For this recipe I decided to blend together green ingredients and create a new pesto and try to take an almost monochromatic photo without forgetting the main purpose of the recipe: good food!
The main green ingredients are avocado, wild garlic and pistachio, but in this recipe we have more green ones because I also added olive oil, green chili, green peppercorns and lime zest.
I allowed only two exceptions, two white ingredients which don’t affect the color, but will enhance it by the taste, structure and make this sauce even more delectable: salt and Parmesan cheese.
Wild garlic (Allium ursinum, Bear’s garlic, or Bärlauch in German) is a wonderful chive cousin and is a very popular European species of garlic. Wild garlic pesto can be used as alternative to basil pesto as addition to pasta, tomato sauces and much more. Pick up the leaves before it had bloomed as apparently the leaves get really bitter after that point. Wild garlic can be confused with Lily of the Valley, autumn crocus and arum which are poisonous. If you have any doubt about your plant, do not eat it. The easiest way to tell if you have wild garlic or not is just to pick a small bit of leaf and rub it between your fingers. In the USA, ramp (Allium tricoccum), a wild plant with more onion-like flavor, is used for similar purposes.
If you don’t have wild garlic, use garlic chives or green garlic leaves, I would add few basil leaves as well; it’s not the same but a variation!
Avocado, Wild Garlic and Pistachio Pesto
- 1 avocados (quantity depends on the size)
- 40 wild garlic leaves, cut with scissors into 1-2 cm pieces
- 1 green chili, seeded and chopped (or quantity to taste)

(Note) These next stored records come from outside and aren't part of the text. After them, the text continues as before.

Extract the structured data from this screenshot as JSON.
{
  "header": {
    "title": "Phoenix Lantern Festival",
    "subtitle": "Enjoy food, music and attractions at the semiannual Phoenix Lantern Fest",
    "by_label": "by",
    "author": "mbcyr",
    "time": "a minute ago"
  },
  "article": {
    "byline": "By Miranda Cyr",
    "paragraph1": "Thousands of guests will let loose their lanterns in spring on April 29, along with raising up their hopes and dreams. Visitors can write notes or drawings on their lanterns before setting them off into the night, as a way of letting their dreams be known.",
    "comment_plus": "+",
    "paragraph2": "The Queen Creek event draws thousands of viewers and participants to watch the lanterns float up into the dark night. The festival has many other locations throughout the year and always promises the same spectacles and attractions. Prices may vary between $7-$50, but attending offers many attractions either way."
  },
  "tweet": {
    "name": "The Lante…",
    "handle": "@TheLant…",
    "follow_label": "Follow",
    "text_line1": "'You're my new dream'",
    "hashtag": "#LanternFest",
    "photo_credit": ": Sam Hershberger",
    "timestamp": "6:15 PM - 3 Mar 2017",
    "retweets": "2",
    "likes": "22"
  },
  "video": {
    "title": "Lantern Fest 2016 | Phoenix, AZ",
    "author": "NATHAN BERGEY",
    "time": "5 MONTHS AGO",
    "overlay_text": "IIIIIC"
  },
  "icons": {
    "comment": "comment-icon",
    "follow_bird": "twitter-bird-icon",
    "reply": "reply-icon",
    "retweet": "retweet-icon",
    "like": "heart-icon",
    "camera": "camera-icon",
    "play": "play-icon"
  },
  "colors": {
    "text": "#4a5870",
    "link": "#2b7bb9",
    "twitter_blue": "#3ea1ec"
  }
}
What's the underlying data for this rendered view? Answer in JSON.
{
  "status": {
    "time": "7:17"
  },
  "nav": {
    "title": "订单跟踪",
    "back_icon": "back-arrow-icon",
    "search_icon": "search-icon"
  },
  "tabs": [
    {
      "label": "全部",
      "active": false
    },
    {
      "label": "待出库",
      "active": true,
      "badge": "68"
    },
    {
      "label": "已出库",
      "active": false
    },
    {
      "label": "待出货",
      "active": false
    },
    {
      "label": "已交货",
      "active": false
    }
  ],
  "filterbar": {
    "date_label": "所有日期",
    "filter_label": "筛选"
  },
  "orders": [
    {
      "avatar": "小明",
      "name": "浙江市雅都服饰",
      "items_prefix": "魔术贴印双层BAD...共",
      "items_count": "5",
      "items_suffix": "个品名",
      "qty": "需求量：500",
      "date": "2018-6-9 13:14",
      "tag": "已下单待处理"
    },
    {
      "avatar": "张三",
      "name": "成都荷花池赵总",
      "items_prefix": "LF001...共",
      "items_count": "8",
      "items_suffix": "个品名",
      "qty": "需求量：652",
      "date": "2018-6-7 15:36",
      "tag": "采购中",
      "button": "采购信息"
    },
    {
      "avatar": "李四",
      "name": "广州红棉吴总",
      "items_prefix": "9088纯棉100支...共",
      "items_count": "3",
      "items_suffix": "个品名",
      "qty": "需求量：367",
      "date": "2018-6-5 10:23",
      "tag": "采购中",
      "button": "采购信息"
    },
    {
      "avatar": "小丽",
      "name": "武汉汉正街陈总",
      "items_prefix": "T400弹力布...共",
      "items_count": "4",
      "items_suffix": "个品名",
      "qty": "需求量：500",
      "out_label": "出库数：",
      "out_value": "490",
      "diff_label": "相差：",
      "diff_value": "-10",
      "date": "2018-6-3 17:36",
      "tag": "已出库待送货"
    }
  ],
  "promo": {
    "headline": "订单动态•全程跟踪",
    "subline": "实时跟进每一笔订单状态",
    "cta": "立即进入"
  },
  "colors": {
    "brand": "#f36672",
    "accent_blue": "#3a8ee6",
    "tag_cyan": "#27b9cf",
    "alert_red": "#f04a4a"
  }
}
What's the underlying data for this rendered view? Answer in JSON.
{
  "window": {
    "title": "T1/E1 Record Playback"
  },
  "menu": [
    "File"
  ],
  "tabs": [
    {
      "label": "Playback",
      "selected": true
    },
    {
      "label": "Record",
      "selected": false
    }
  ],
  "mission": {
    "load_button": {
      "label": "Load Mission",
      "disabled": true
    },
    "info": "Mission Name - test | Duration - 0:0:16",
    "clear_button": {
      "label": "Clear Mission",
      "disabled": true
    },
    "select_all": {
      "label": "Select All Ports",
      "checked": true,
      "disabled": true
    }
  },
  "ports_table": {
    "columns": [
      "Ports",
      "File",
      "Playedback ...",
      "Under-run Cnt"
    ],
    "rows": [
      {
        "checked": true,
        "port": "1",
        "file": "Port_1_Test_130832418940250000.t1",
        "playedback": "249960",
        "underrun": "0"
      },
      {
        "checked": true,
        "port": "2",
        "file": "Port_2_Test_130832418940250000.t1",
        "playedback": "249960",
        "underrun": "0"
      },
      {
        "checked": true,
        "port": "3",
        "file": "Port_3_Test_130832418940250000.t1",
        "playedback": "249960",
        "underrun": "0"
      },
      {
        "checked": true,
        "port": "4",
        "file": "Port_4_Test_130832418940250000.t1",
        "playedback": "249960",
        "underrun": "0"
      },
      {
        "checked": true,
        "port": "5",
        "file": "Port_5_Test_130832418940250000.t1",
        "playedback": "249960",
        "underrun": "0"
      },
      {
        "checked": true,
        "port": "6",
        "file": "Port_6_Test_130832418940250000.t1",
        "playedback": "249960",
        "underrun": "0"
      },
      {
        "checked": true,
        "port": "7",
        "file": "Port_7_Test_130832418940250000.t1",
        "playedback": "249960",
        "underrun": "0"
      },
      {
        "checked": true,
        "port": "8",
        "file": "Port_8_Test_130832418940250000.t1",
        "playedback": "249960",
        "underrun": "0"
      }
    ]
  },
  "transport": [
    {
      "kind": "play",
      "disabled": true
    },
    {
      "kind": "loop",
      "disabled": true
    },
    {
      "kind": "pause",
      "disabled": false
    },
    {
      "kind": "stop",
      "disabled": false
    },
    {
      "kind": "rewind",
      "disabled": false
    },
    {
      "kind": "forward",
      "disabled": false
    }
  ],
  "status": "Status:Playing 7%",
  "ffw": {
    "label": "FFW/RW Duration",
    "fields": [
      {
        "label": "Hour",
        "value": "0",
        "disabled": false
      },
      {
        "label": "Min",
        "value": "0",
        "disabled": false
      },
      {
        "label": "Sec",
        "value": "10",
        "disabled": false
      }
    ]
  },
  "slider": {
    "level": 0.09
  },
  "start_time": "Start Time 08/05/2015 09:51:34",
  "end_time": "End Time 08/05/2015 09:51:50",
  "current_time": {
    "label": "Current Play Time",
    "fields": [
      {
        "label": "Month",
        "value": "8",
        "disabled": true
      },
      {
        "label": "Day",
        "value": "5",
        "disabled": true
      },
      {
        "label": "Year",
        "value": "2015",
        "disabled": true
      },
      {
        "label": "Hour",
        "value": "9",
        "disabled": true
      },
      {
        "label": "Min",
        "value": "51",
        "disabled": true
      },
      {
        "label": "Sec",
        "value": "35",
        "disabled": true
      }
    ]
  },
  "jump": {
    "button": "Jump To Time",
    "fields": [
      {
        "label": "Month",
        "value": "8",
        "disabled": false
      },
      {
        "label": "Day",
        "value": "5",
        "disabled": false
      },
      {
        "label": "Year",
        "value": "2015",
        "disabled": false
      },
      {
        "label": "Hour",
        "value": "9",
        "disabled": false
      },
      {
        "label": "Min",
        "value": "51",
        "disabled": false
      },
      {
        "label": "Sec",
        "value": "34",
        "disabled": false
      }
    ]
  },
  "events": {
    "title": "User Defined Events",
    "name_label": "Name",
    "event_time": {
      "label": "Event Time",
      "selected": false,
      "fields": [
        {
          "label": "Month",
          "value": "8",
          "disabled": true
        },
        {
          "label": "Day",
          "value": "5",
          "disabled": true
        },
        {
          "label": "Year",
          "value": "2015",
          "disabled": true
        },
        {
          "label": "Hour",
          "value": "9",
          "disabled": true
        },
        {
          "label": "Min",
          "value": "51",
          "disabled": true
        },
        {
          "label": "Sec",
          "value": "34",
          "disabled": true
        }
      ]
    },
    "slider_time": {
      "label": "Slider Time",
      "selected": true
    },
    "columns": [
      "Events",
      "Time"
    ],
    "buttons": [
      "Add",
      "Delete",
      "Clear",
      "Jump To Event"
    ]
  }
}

- 1 teaspoon preserved green peppercorns (in brine)
- 1/2 lime zest
- 1/2 lime juice
- 1/2 teaspoon salt, to taste
- ¼ cup olive oil, to taste
- 400-500 g pasta, your favorite, cooked al dente
Topping to serve
- 4 tablespoons pistachio, peeled and roughly chopped
- 4 teaspoons olive oil
- Parmesan cheese, grated to taste
- Lime slices as desired
- Combine all the ingredients for the pesto in a food processor and pulse until smooth and almost creamy. If necessary add little olive oil.
- Cook your favorite pasta in hot salted water, staring add little olive oil and place in a big bowls.
- Immediately add pesto, stir until well combined.
- To serve top with pistachios, drizzle some olive oil and sprinkle some fresh grated Parmesan.
- Serve with lime slices if desired.